EEA/ESEM 2007: Notes I

AUGUST 30, 2007

These are a first set of impressionistic notes taken from various sessions yesterday.

Wednesday AM: Janos Kornai: Life and Works

No real notes from this `session’ but some comments from the Q&D caught my attention:

Janos Kornai: Let me paint a dark picture: today we have become a machine for manufacturing economists. All papers are very uniform, with a very uniform style on subjects that are all in acceptable areas that are already established.

If you have a young PhD student today, very original say, with a very original paper but that isn’t really that polished. Well they could never go out into the `job market’ with that paper, they would take their standard paper in a well-establisehd area, which all the reviewers will be happy with.

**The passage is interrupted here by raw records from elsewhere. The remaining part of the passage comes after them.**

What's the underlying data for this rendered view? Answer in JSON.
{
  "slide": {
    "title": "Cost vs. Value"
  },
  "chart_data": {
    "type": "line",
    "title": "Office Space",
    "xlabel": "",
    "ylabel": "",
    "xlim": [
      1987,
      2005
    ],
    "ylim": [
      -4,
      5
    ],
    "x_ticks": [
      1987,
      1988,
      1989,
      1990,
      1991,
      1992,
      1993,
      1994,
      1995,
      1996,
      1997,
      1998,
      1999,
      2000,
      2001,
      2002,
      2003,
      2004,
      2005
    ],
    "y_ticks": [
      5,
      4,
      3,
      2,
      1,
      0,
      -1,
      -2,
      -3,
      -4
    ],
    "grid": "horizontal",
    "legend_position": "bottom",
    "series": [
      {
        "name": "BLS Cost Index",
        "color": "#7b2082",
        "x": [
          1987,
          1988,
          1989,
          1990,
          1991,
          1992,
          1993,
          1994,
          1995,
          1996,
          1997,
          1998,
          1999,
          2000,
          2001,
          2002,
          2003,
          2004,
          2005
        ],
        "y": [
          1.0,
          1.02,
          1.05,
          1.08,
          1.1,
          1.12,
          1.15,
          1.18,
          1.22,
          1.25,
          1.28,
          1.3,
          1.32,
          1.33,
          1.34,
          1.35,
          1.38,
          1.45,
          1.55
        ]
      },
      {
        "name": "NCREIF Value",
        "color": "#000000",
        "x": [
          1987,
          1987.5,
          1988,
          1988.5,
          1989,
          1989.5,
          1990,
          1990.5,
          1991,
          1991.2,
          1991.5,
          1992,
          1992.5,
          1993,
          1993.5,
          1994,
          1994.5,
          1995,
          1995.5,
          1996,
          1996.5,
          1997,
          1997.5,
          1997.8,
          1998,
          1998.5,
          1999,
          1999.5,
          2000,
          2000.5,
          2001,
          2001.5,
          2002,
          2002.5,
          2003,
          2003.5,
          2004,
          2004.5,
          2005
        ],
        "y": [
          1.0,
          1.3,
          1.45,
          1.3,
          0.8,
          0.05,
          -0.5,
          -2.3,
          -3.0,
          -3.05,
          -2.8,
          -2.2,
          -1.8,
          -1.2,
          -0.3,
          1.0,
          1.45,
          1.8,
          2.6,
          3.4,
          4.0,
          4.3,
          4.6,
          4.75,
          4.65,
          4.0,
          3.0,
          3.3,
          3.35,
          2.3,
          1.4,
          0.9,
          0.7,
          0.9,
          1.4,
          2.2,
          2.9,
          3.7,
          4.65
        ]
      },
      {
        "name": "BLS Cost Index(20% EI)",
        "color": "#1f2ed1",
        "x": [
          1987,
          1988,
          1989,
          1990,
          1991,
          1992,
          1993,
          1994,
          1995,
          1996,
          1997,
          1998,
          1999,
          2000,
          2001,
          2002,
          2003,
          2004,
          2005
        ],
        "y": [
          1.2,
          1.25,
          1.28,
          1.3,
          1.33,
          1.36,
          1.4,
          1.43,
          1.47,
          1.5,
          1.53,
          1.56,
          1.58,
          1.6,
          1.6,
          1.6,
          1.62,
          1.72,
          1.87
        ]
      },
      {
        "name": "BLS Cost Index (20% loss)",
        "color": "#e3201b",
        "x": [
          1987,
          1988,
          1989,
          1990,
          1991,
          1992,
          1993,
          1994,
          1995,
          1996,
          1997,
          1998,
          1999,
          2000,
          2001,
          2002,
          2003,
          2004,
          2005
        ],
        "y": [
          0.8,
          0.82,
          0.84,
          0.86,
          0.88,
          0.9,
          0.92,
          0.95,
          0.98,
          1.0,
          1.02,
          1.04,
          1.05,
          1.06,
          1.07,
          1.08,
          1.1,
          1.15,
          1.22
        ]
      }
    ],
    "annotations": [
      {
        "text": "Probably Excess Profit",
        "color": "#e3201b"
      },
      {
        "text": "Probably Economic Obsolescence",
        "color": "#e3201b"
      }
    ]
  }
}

To get money from Brussels, you have to be very specific about what you are going to deliver, what you are going to provide in one year time etc. But real, new, original work is not like that – you can’t say what you will exactly be producing in one or two years time.

Assar Linbeck: what has happened over the last few decades there has been a vast improvement in the level of technical training of PhDs. That is wonderful but you then you spend your whole time on technicalities, searching under the lamp-post as it were. Nowadays we have a lot of government funding and that leads to very specific funding which are all aimed at solving some big public problem (the environment etc etc). We need to be more free in our funding approaches.

Wednesday PM: Development Panel

Daron Acemoglu

Should do more detailed work, especially on the empirical side, to get better models of growth (which then might help us do policy stuff).

Esther Duflo: Aid Optimists and Aid Pessimists

  • Deplores focus on either pure optimism (Aid can solve the development `problem’) or pure pessimism (Aid is useless)
    • This is not very surprising, as public discourse has a tendency to get polarized. The attention span in the public sphere (and rock concert) rarely extends beyond one sentence.
  • On the optimists side we have lots of low-hanging fruit
    • But lots of rubbish in there too (look at Sachs or the World Banks list: some items with lots evidence of their effectiveness but lots with zero evidence).
  • On the aid pessimist side these are OK but lack glamour
    • These are modest interventions. No government or donor wants to back these.
  • Let’s be modest: we are plumbers not nuclear physicists. The devil is going to be in the details. We can’t just work from models have to get our hands really dirty. Need plenty of evaluation – and this has payoffs for economic research – especially in estimating from micro-data key parameters such as returns to physical capital (De Mel et al.) returns to human capital (Thomas et al.).

William Easterly

Engaging, witty presentation attacking 3 main fallacies:

  • We know what causes growth
  • We know how Aid interacts with these causes
  • We know who is the ‘we’ in the statement:we must achieve development/growth'' (or we must solve poverty’’ etc)

All kinds of data and info whose main message is we don’t have a lot of evidence that large scale Aid disbursements work.

[ed:] Best summary of Easterly’s arguments in recent JEL review of Sach’s latest screed (End of Poverty) which made almost exactly the same points as Duflo:

  • Focus on discrete small/medium size projects for which we have good evidence they work and do small experiments to develop new ideas.
  • Stay away from large projects, do not just throw Aid money at countries and avoid promising the earth (as e.g. Bono and Sachs do regarding `Ending World Poverty’).

Conclusions from talk:

  • Really need to keep the Aid and Development separate. Focus on what Aid can do to help people in direct ways now and leave development as something else.
  • Aid: do only what can be evaluated, and evaluate only what can be done.
  • Development: don’t trust experts, focus on home-grown solutions.


Talks about some of his work particularly in relation to resource curse and accountability for revenues from natural resources.

Paul Collier

Argues strongly that economists need to engage with policy-making more. Complains that too often now economists only address their peers (and only care about their opinions). What we write for our peers is completely incomprehensible to other to the general public. Says that nowadays regularly writes 2 versions of his research: one for the academe and one for the public.

Re-mentions the wonderful story told by George Soros about accountancy exercise there which led to publication of data on the level of oil revenue going to each subregion. This resulted in death threats for the data providers and the biggest ever daily sales of newspapers in Nigeria.